『たちどまって考える』(ヤマザキマリ・著 中央公論新社)より  

漫画を描く合間を縫って、常に国内外を旅してきた漫画家で文筆家・ヤマザキマリ氏。1年のうち半分を東京で、残りを夫の実家であるイタリアで過ごしてきましたが、コロナ禍の今年は日本にとどまり、イタリアの家族に会えないまま1年以上が過ぎました。先が見えずやきもきする気持ちを感じつつも、ヤマザキさんはこの状況下だからこそできることがあると言います。

※本稿は『たちどまって考える』(中公新書ラクレ)の一部を抜粋、再編成したものです。

たちどまったタイミングだからこそ

2020年の初頭以来、新型コロナウイルス関連のニュースに触れる日々がすっかり私たちの日常になりましたが、この記事を執筆している2020年の12月末現在、日本全国での感染者は20万人を超え、イギリスで見つかった変異型のウイルスに感染した日本への渡航者が見つかるなど、気を緩めることは全く許されません。年末年始をどう過ごすべきか、家族と集まるべきか諦めるべきか、といった内容が報道されていますが、私はイタリアの家族と会えないまま、日本での滞在が1年を超えてしまいました。これほど長く日本にいたのは、実に20年ぶりのことです。

夫は日本での在留資格があるわけではないのでこちらへ渡航できず、イタリアも日本人を含むいくつかの国々に主に観光用途で入国を許可していますが、イタリアの家族からは「ワクチンを接種するまでは渡航を早まるな」と止められています。

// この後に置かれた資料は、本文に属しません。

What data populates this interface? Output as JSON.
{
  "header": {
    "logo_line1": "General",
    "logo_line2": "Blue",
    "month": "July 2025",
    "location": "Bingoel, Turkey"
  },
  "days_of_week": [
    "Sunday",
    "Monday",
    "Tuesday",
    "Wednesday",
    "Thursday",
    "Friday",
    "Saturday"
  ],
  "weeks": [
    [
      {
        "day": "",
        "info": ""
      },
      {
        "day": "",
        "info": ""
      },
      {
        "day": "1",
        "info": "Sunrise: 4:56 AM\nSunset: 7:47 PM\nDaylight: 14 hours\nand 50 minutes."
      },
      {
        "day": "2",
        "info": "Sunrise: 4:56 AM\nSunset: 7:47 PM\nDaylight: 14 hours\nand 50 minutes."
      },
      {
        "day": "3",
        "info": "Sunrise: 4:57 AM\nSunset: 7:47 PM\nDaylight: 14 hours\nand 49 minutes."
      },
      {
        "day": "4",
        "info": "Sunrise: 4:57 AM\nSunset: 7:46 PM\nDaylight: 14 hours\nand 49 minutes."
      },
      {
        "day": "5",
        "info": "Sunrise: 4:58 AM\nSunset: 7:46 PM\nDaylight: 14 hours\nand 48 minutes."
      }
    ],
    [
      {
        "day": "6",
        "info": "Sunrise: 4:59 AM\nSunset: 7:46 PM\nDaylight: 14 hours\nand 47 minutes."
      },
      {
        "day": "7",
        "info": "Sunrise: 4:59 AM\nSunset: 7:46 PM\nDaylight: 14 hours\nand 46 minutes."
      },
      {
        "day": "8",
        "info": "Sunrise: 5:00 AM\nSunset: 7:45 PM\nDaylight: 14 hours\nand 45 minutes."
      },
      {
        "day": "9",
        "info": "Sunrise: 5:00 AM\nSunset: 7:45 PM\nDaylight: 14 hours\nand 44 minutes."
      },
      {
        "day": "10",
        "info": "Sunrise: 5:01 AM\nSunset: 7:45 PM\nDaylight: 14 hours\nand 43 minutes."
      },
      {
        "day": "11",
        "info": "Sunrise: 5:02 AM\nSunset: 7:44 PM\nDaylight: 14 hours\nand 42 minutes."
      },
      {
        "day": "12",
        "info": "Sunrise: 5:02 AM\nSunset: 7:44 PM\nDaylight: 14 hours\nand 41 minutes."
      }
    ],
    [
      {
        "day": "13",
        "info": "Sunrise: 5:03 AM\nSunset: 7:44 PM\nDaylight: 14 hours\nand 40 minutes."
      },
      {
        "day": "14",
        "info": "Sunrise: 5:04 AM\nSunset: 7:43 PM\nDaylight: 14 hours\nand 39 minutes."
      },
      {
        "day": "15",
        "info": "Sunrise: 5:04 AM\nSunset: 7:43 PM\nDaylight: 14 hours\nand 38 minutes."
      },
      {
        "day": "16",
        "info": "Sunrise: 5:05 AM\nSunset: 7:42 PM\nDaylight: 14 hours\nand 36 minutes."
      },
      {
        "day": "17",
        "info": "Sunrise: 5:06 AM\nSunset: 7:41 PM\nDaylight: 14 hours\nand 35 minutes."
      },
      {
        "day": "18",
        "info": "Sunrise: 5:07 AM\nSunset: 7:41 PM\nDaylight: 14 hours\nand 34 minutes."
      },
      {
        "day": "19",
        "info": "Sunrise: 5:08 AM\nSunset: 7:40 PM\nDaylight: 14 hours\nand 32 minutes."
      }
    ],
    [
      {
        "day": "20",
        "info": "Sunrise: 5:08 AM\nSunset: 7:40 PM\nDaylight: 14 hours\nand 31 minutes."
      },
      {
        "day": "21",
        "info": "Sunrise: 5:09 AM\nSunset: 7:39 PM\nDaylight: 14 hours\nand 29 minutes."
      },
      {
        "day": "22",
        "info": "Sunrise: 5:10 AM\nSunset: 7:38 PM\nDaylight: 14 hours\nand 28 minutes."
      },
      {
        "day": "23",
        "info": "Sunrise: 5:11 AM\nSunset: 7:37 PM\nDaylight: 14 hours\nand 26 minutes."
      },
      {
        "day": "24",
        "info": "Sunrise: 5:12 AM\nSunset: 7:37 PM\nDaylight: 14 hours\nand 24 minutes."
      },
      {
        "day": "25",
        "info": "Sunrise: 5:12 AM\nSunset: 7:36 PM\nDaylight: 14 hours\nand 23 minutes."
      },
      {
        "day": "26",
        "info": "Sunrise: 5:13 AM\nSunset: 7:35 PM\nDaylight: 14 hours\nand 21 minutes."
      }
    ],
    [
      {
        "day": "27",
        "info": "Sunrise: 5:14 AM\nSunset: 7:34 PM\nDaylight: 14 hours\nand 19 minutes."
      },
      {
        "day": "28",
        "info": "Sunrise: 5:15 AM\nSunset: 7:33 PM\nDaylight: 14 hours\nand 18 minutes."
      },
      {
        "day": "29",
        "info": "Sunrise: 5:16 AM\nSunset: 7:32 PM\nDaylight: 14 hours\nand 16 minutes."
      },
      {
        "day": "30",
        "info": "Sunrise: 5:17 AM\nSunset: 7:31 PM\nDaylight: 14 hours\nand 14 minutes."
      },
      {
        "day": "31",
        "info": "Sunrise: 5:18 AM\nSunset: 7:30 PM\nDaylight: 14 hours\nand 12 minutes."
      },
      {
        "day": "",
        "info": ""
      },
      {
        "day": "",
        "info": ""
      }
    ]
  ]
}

「ワクチンは一体いつ接種できるのか」「接種したところで本当に効果はあるのか」などと、やきもきしていても仕方がありません。普段は忙(せわ)しなく動き回り、環境を変えたり価値観の違う世界を行き来することでメンタルのエネルギーを得ていた私ですが、不意にたちどまることを強いられたこのタイミングだからこそ得られたこと、そしてできることがあるということにも気がついた1年でした。